What is it then? It might be high fructose corn syrup flavored and colored to look like honey. Or it might once have been honey, but the honey content is now outweighed by cheap artificial sweeteners. Many large companies also import honey from countries with little concern for health standards, and so other chemicals may be added to it.
Unfortunately, the FDA does not regulate honey sales, and so anything (even artificially flavored jars of syrup or other sweeteners) can legally be labeled as "pure honey." There's just no way to tell what's real and what's not from the label, or by looking at the contents of a jar on the shelf.
And yet honey is the healthiest of all the sweeteners, with benefits ranging from helping with seasonal allergies, to improved mood and better sleep, healthier skin and boosted energy, and healing of burns and wounds... it even appears to be a promising treatment for antibiotic-resistant bacteria. It is truly nature's wonder drug, but only if it's natural.

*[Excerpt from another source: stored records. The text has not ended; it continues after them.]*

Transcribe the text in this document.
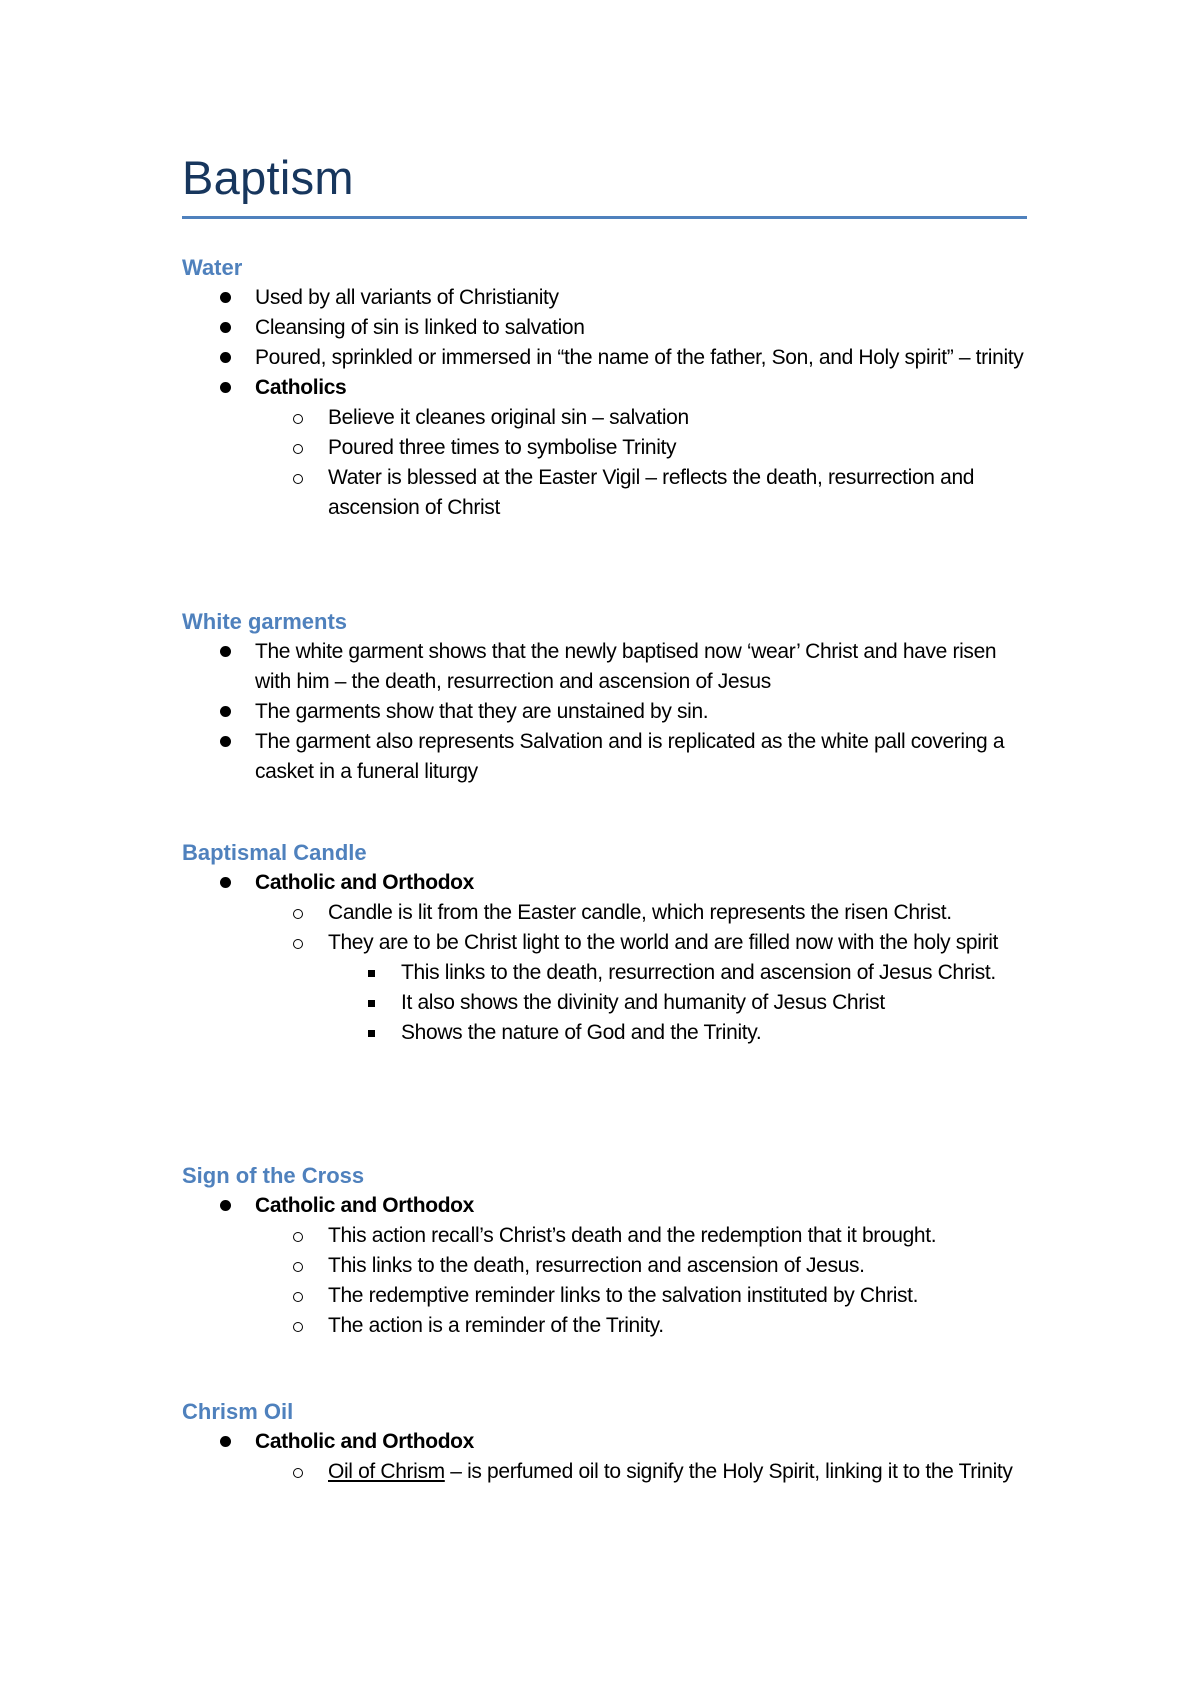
Baptism
Water
Used by all variants of Christianity
Cleansing of sin is linked to salvation
Poured, sprinkled or immersed in “the name of the father, Son, and Holy spirit” – trinity
Catholics
Believe it cleanes original sin – salvation
Poured three times to symbolise Trinity
Water is blessed at the Easter Vigil – reflects the death, resurrection and ascension of Christ
White garments
The white garment shows that the newly baptised now ‘wear’ Christ and have risen with him – the death, resurrection and ascension of Jesus
The garments show that they are unstained by sin.
The garment also represents Salvation and is replicated as the white pall covering a casket in a funeral liturgy
Baptismal Candle
Catholic and Orthodox
Candle is lit from the Easter candle, which represents the risen Christ.
They are to be Christ light to the world and are filled now with the holy spirit
This links to the death, resurrection and ascension of Jesus Christ.
It also shows the divinity and humanity of Jesus Christ
Shows the nature of God and the Trinity.
Sign of the Cross
Catholic and Orthodox
This action recall’s Christ’s death and the redemption that it brought.
This links to the death, resurrection and ascension of Jesus.
The redemptive reminder links to the salvation instituted by Christ.
The action is a reminder of the Trinity.
Chrism Oil
Catholic and Orthodox
Oil of Chrism – is perfumed oil to signify the Holy Spirit, linking it to the Trinity
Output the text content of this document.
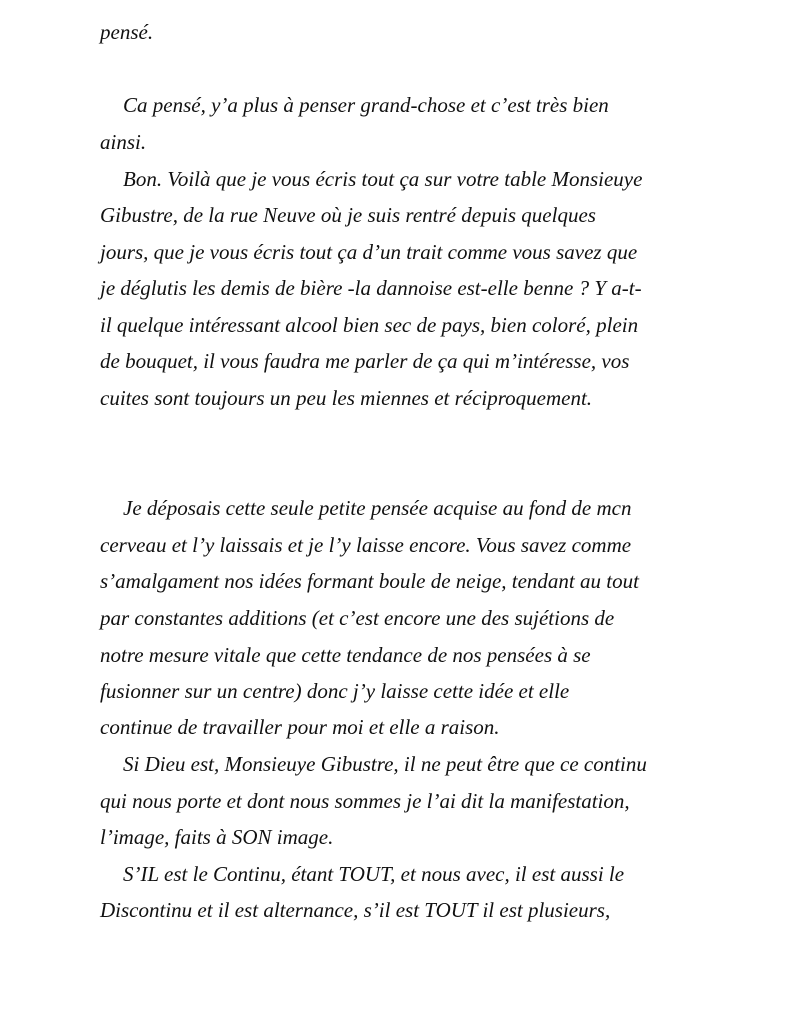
pensé.

Ca pensé, y’a plus à penser grand-chose et c’est très bien

ainsi.

Bon. Voilà que je vous écris tout ça sur votre table Monsieuye

Gibustre, de la rue Neuve où je suis rentré depuis quelques

jours, que je vous écris tout ça d’un trait comme vous savez que

je déglutis les demis de bière -la dannoise est-elle benne ? Y a-t-

il quelque intéressant alcool bien sec de pays, bien coloré, plein

de bouquet, il vous faudra me parler de ça qui m’intéresse, vos

cuites sont toujours un peu les miennes et réciproquement.

Je déposais cette seule petite pensée acquise au fond de mcn

cerveau et l’y laissais et je l’y laisse encore. Vous savez comme

s’amalgament nos idées formant boule de neige, tendant au tout

par constantes additions (et c’est encore une des sujétions de

notre mesure vitale que cette tendance de nos pensées à se

fusionner sur un centre) donc j’y laisse cette idée et elle

continue de travailler pour moi et elle a raison.

Si Dieu est, Monsieuye Gibustre, il ne peut être que ce continu

qui nous porte et dont nous sommes je l’ai dit la manifestation,

l’image, faits à SON image.

S’IL est le Continu, étant TOUT, et nous avec, il est aussi le

Discontinu et il est alternance, s’il est TOUT il est plusieurs,
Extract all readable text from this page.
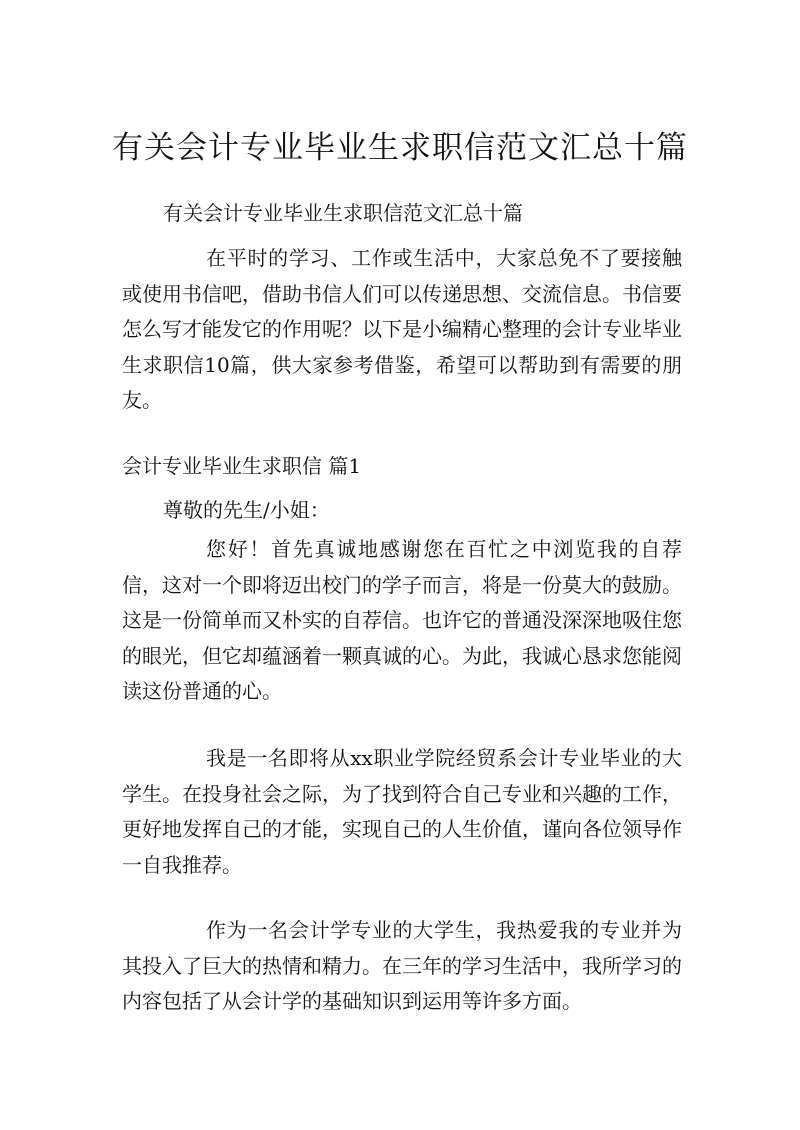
有关会计专业毕业生求职信范文汇总十篇
有关会计专业毕业生求职信范文汇总十篇

在平时的学习、工作或生活中，大家总免不了要接触或使用书信吧，借助书信人们可以传递思想、交流信息。书信要怎么写才能发它的作用呢？以下是小编精心整理的会计专业毕业生求职信10篇，供大家参考借鉴，希望可以帮助到有需要的朋友。

会计专业毕业生求职信 篇1
尊敬的先生/小姐：

您好！首先真诚地感谢您在百忙之中浏览我的自荐信，这对一个即将迈出校门的学子而言，将是一份莫大的鼓励。这是一份简单而又朴实的自荐信。也许它的普通没深深地吸住您的眼光，但它却蕴涵着一颗真诚的心。为此，我诚心恳求您能阅读这份普通的心。

我是一名即将从xx职业学院经贸系会计专业毕业的大学生。在投身社会之际，为了找到符合自己专业和兴趣的工作，更好地发挥自己的才能，实现自己的人生价值，谨向各位领导作一自我推荐。

作为一名会计学专业的大学生，我热爱我的专业并为其投入了巨大的热情和精力。在三年的学习生活中，我所学习的内容包括了从会计学的基础知识到运用等许多方面。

In order for honey to provide you with such a multitude of health benefits, it must not be over-processed. But that happens far too often in large-scale commercial honey operations: honey is heated (knocking out most of the essential enzymes), ultra-filtered (removing all of the nutritious pollen), and then frequently diluted before potentially including additives (even diatomaceous earth)!
How do you avoid all this fake honey? The only way to be safe is to buy directly from a beekeeper that you trust. A beekeeper who loves their honeybees and takes pride in offering pure, raw products that preserve all of honey's natural goodness. A product straight from the honeybees themselves.
Pure, raw honey is minimally filtered (strained coarsely to remove any residual wax) and at most gently heated (never more than the temperature at which the bees themselves keep it). You may even see swirls of pollen if you look closely into the jar. And when you open a jar of pure, raw honey and taste it... it will be naturally bee-licious!